Net Income flows into Retained Earnings, increasing Shareholders' Equity each period.
Net Income is the starting point for the indirect-method Cash Flow from Operations.
Ending Cash on the CFS must equal the Cash balance on the Balance Sheet for the same date.
Changes in Balance Sheet working capital items (AR, inventory, AP) drive the ΔNWC adjustment in CFO.
Key insight for interviews
A classic interview question: “If depreciation increases by $10M, how does that flow through the three statements?” Answer: EBIT falls by $10M → Net Income falls by $7M (assuming 30% tax) → on the Cash Flow Statement, the $10M D&A is added back, so CFO only falls by $3M (the tax cash saved) → Cash & Equivalents on the Balance Sheet falls by $3M, and Retained Earnings falls by $7M. All three statements move in concert.
Tips for Reading Financial Statements
Once you can read the numbers, learn to read between them. Here is how experienced analysts approach a new set of financials:
- 1Always start with the Cash Flow Statement. It is harder to manipulate than Net Income and shows what actually happened to cash in the period.
- 2Compare Gross Margin and EBITDA margin across periods. Margin compression is often the first warning sign of a deteriorating business.
- 3Watch for rising Accounts Receivable as a percentage of Revenue. It may indicate the company is recording revenue it has not yet collected.
- 4A company can be profitable but cash-flow negative if it is investing heavily in growth.
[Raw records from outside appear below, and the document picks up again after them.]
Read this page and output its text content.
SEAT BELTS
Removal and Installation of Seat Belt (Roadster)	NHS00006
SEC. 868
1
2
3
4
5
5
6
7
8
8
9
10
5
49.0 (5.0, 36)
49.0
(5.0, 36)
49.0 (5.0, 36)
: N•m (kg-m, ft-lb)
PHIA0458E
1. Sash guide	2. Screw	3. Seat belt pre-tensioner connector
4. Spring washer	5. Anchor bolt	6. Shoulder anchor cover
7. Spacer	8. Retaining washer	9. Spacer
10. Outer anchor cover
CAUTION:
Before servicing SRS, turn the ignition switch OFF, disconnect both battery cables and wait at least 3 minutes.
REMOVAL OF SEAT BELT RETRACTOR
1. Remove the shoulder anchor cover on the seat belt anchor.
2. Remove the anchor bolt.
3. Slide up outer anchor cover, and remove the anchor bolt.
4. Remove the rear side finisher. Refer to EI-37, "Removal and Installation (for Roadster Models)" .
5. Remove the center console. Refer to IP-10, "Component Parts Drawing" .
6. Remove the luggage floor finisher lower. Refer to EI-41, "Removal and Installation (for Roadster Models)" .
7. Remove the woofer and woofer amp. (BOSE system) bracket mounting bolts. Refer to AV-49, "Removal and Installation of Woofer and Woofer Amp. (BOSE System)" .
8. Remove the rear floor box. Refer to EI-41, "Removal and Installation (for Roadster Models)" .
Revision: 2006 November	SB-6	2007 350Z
That is not always a problem, but context matters.
- 5Check that the balance sheet actually balances. In a model, this is always a check column. In real life, it always does by definition.
- 6Retained Earnings should grow by Net Income minus Dividends each year. If it doesn't, look for share buybacks or restatements.
- 7Read the footnotes. Revenue recognition policies, off-balance-sheet items, and related-party transactions are all disclosed there.